Two-thirds of the magus here were desperate enough to accept my offer. The rest thought trusting me was the epitome of stupid.
Varden limped forward. “The majority have voted to accept Tempest’s offer. Regarding the choice of leadership in this coven, I suggest we put that aside for now. That is not the real threat, and if we focus on that, then three days shall see us wiped away.” His sweeping scan of the coven was severe. “Might I remind those who voted against accepting Tempest’s guidance that they are part of a coven and therefore will abide by the decision of the coven. We will have no more individuals acting as Frond did. Not only will this not be tolerated, that person will be treated as the danger they are. We, all of us, are weary after the last few days of upheaval. Find peace or silence however you can while we fight for our lives.”

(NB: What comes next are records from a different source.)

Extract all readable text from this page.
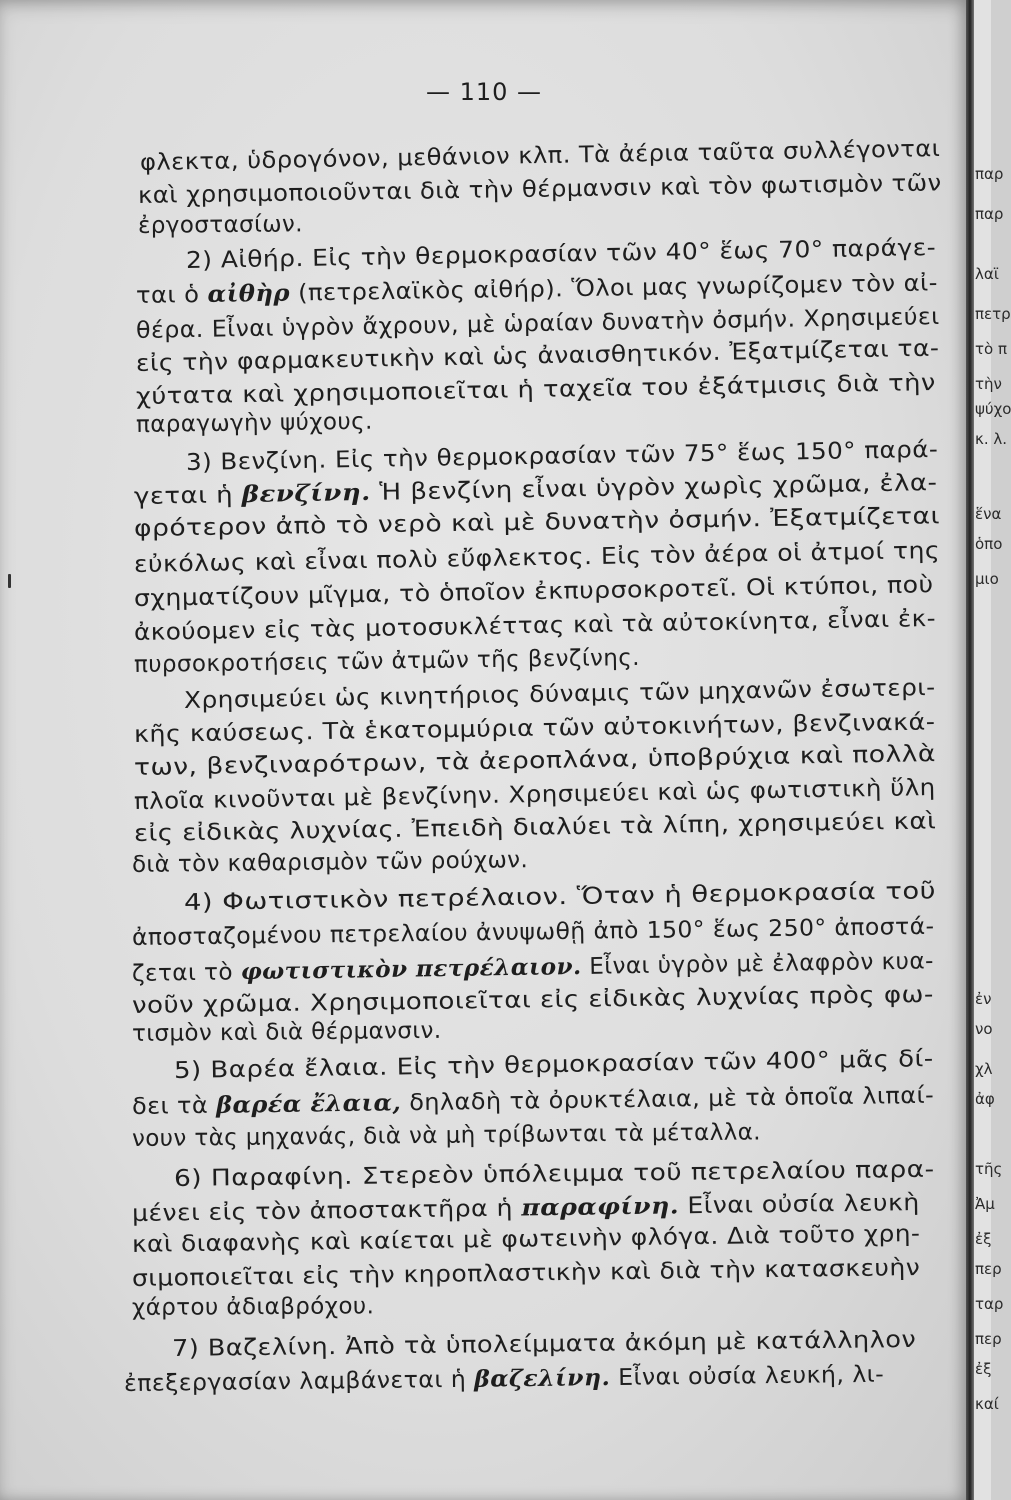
— 110 —
φλεκτα, ὑδρογόνον, μεθάνιον κλπ. Τὰ ἀέρια ταῦτα συλλέγονται
καὶ χρησιμοποιοῦνται διὰ τὴν θέρμανσιν καὶ τὸν φωτισμὸν τῶν
ἐργοστασίων.
2) Αἰθήρ. Εἰς τὴν θερμοκρασίαν τῶν 40° ἕως 70° παράγε-
ται ὁ αἰθὴρ (πετρελαϊκὸς αἰθήρ). Ὅλοι μας γνωρίζομεν τὸν αἰ-
θέρα. Εἶναι ὑγρὸν ἄχρουν, μὲ ὡραίαν δυνατὴν ὀσμήν. Χρησιμεύει
εἰς τὴν φαρμακευτικὴν καὶ ὡς ἀναισθητικόν. Ἐξατμίζεται τα-
χύτατα καὶ χρησιμοποιεῖται ἡ ταχεῖα του ἐξάτμισις διὰ τὴν
παραγωγὴν ψύχους.
3) Βενζίνη. Εἰς τὴν θερμοκρασίαν τῶν 75° ἕως 150° παρά-
γεται ἡ βενζίνη. Ἡ βενζίνη εἶναι ὑγρὸν χωρὶς χρῶμα, ἐλα-
φρότερον ἀπὸ τὸ νερὸ καὶ μὲ δυνατὴν ὀσμήν. Ἐξατμίζεται
εὐκόλως καὶ εἶναι πολὺ εὔφλεκτος. Εἰς τὸν ἀέρα οἱ ἀτμοί της
σχηματίζουν μῖγμα, τὸ ὁποῖον ἐκπυρσοκροτεῖ. Οἱ κτύποι, ποὺ
ἀκούομεν εἰς τὰς μοτοσυκλέττας καὶ τὰ αὐτοκίνητα, εἶναι ἐκ-
πυρσοκροτήσεις τῶν ἀτμῶν τῆς βενζίνης.
Χρησιμεύει ὡς κινητήριος δύναμις τῶν μηχανῶν ἐσωτερι-
κῆς καύσεως. Τὰ ἑκατομμύρια τῶν αὐτοκινήτων, βενζινακά-
των, βενζιναρότρων, τὰ ἀεροπλάνα, ὑποβρύχια καὶ πολλὰ
πλοῖα κινοῦνται μὲ βενζίνην. Χρησιμεύει καὶ ὡς φωτιστικὴ ὕλη
εἰς εἰδικὰς λυχνίας. Ἐπειδὴ διαλύει τὰ λίπη, χρησιμεύει καὶ
διὰ τὸν καθαρισμὸν τῶν ρούχων.
4) Φωτιστικὸν πετρέλαιον. Ὅταν ἡ θερμοκρασία τοῦ
ἀποσταζομένου πετρελαίου ἀνυψωθῇ ἀπὸ 150° ἕως 250° ἀποστά-
ζεται τὸ φωτιστικὸν πετρέλαιον. Εἶναι ὑγρὸν μὲ ἐλαφρὸν κυα-
νοῦν χρῶμα. Χρησιμοποιεῖται εἰς εἰδικὰς λυχνίας πρὸς φω-
τισμὸν καὶ διὰ θέρμανσιν.
5) Βαρέα ἔλαια. Εἰς τὴν θερμοκρασίαν τῶν 400° μᾶς δί-
δει τὰ βαρέα ἔλαια, δηλαδὴ τὰ ὀρυκτέλαια, μὲ τὰ ὁποῖα λιπαί-
νουν τὰς μηχανάς, διὰ νὰ μὴ τρίβωνται τὰ μέταλλα.
6) Παραφίνη. Στερεὸν ὑπόλειμμα τοῦ πετρελαίου παρα-
μένει εἰς τὸν ἀποστακτῆρα ἡ παραφίνη. Εἶναι οὐσία λευκὴ
καὶ διαφανὴς καὶ καίεται μὲ φωτεινὴν φλόγα. Διὰ τοῦτο χρη-
σιμοποιεῖται εἰς τὴν κηροπλαστικὴν καὶ διὰ τὴν κατασκευὴν
χάρτου ἀδιαβρόχου.
7) Βαζελίνη. Ἀπὸ τὰ ὑπολείμματα ἀκόμη μὲ κατάλληλον
ἐπεξεργασίαν λαμβάνεται ἡ βαζελίνη. Εἶναι οὐσία λευκή, λι-
παρ
παρ
λαϊ
πετρ
τὸ π
τὴν
ψύχο
κ. λ.
ἕνα
ὁπο
μιο
ἐν
νο
χλ
ἀφ
τῆς
Ἀμ
ἐξ
περ
ταρ
περ
ἐξ
καί
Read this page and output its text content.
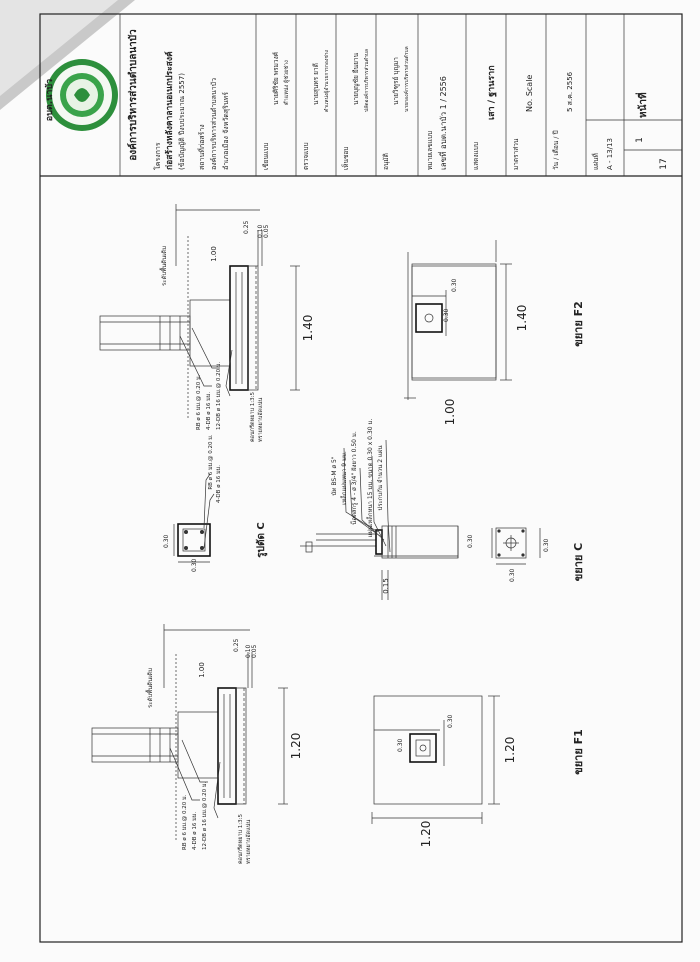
อบต.นาบัว	องค์การบริหารส่วนตำบลนาบัว โครงการ ก่อสร้างหลังคาลานอเนกประสงค์ (ข้อบัญญัติ ปีงบประมาณ 2557) สถานที่ก่อสร้าง องค์การบริหารส่วนตำบลนาบัว อำเภอเมือง จังหวัดสุรินทร์	เขียนแบบ
นายศิริชัย พรมวงศ์ ตำแหน่ง ผู้ช่วยช่าง
ตรวจแบบ
นายสุนทร ยาดี ตำแหน่งผู้อำนวยการกองช่าง
เห็นชอบ
นายบุญชัย ยืนยาน ปลัดองค์การบริหารส่วนตำบล
อนุมัติ
นายวิฑูรย์ บุญมา นายกองค์การบริหารส่วนตำบล
หมายเลขแบบ เลขที่ อบต.นาบัว 1 / 2556	แสดงแบบ
เสา / ฐานราก
มาตราส่วน
No. Scale
วัน / เดือน / ปี
5 ส.ค. 2556
แผ่นที่ A - 13/13
หน้าที่
1
17
ระดับพื้นดินเดิม	1.00
0.25 0.10 0.05
1.40
RB ø 6 มม.@ 0.20 ม. 4-DB ø 16 มม. 12-DB ø 16 มม.@ 0.20 ม.	คอนกรีตหยาบ 1:3:5 ทรายหยาบอัดแน่น
0.30
0.30	1.40
1.00
ขยาย F2
0.30
0.30
RB ø 6 มม.@ 0.20 ม. 4-DB ø 16 มม.
รูปตัด C
นัท BS-M ø 5" เหล็กแผ่นหนา 9 มม. น็อตสกรู 4 - ø 3/4" ฝังยาว 0.50 ม.	แผ่นเหล็กหนา 15 มม. ขนาด 0.30 x 0.30 ม. ประกบกัน จำนวน 2 แผ่น
0.15
0.30
0.30
0.30 ขยาย C
ระดับพื้นดินเดิม	1.00
0.25 0.10 0.05
1.20
RB ø 6 มม.@ 0.20 ม. 4-DB ø 16 มม. 12-DB ø 16 มม.@ 0.20 ม.	คอนกรีตหยาบ 1:3:5 ทรายหยาบอัดแน่น
0.30
0.30
1.20
1.20
ขยาย F1
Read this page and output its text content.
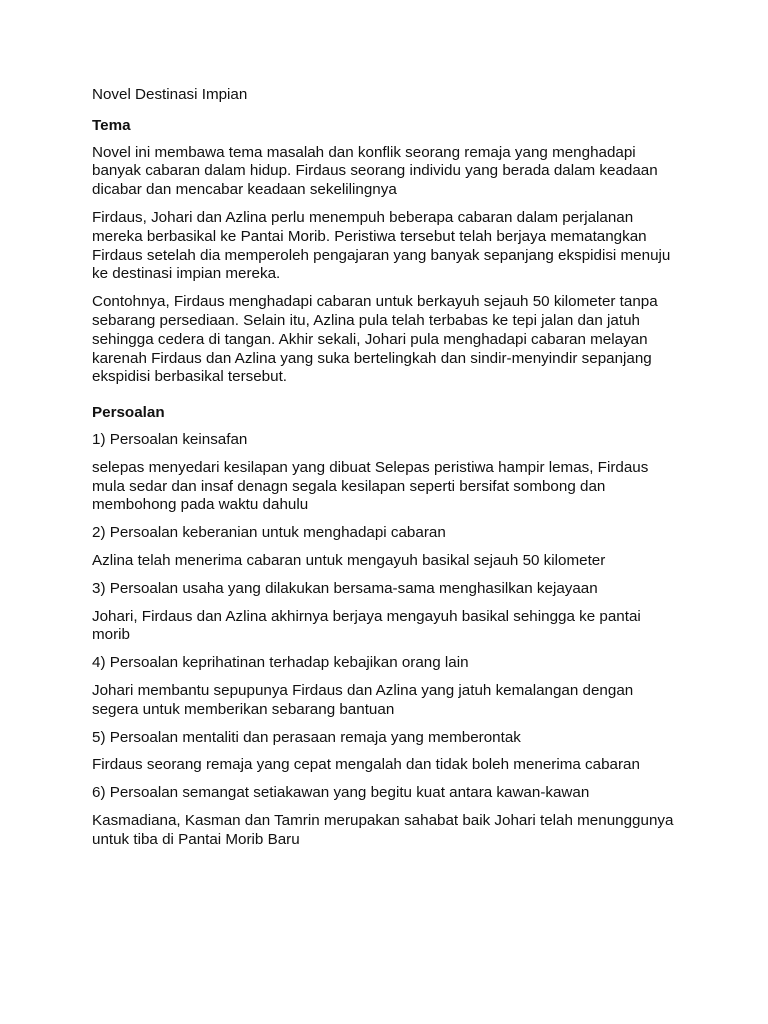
Novel Destinasi Impian
Tema
Novel ini membawa tema masalah dan konflik seorang remaja yang menghadapi banyak cabaran dalam hidup. Firdaus seorang individu yang berada dalam keadaan dicabar dan mencabar keadaan sekelilingnya
Firdaus, Johari dan Azlina perlu menempuh beberapa cabaran dalam perjalanan mereka berbasikal ke Pantai Morib. Peristiwa tersebut telah berjaya mematangkan Firdaus setelah dia memperoleh pengajaran yang banyak sepanjang ekspidisi menuju ke destinasi impian mereka.
Contohnya, Firdaus menghadapi cabaran untuk berkayuh sejauh 50 kilometer tanpa sebarang persediaan. Selain itu, Azlina pula telah terbabas ke tepi jalan dan jatuh sehingga cedera di tangan. Akhir sekali, Johari pula menghadapi cabaran melayan karenah Firdaus dan Azlina yang suka bertelingkah dan sindir-menyindir sepanjang ekspidisi berbasikal tersebut.
Persoalan
1) Persoalan keinsafan
selepas menyedari kesilapan yang dibuat Selepas peristiwa hampir lemas, Firdaus mula sedar dan insaf denagn segala kesilapan seperti bersifat sombong dan membohong pada waktu dahulu
2) Persoalan keberanian untuk menghadapi cabaran
Azlina telah menerima cabaran untuk mengayuh basikal sejauh 50 kilometer
3) Persoalan usaha yang dilakukan bersama-sama menghasilkan kejayaan
Johari, Firdaus dan Azlina akhirnya berjaya mengayuh basikal sehingga ke pantai morib
4) Persoalan keprihatinan terhadap kebajikan orang lain
Johari membantu sepupunya Firdaus dan Azlina yang jatuh kemalangan dengan segera untuk memberikan sebarang bantuan
5) Persoalan mentaliti dan perasaan remaja yang memberontak
Firdaus seorang remaja yang cepat mengalah dan tidak boleh menerima cabaran
6) Persoalan semangat setiakawan yang begitu kuat antara kawan-kawan
Kasmadiana, Kasman dan Tamrin merupakan sahabat baik Johari telah menunggunya untuk tiba di Pantai Morib Baru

He dipped his head. “For what it’s worth, Tempest, I am very glad you’ve chosen to keep fighting for us. Tell us, how do we defeat the demon king?”
How was a big fucking question that would take time for me to filter through and explore. I may not even have time to fully understand every segment of what could happen before the demon king’s smoke encompassed us.
I did know the setting and how it would begin.
The threads had been flashing the answer like a damn neon sign since I woke.
A touch of amusement found me. Because the answer had stared me in the face for weeks. Hadn’t I resolved to always listen? Hadn’t I worried at the issue of how to resume Caves without strengthening division and the food source for the demons’ power?
I’d always looked at Caves as magus versus magus.
I’d never turned the puzzle around in my hands and seen the other face of it.
That Caves could be magus versus demon.
That we’d been in the perfect training for three hundred years already. That no one knew our home like us, and that no one had more incentive to protect it or the knowledge and real-life practice in doing so.
The solution was beautifully simple. And not a single person in this room, including me, would have ever seen it coming.
The demons had to be drawn down into the last place we instinctively wanted them. We had to invite the monster through the door.
I smiled at the waiting coven. “We play Caves.”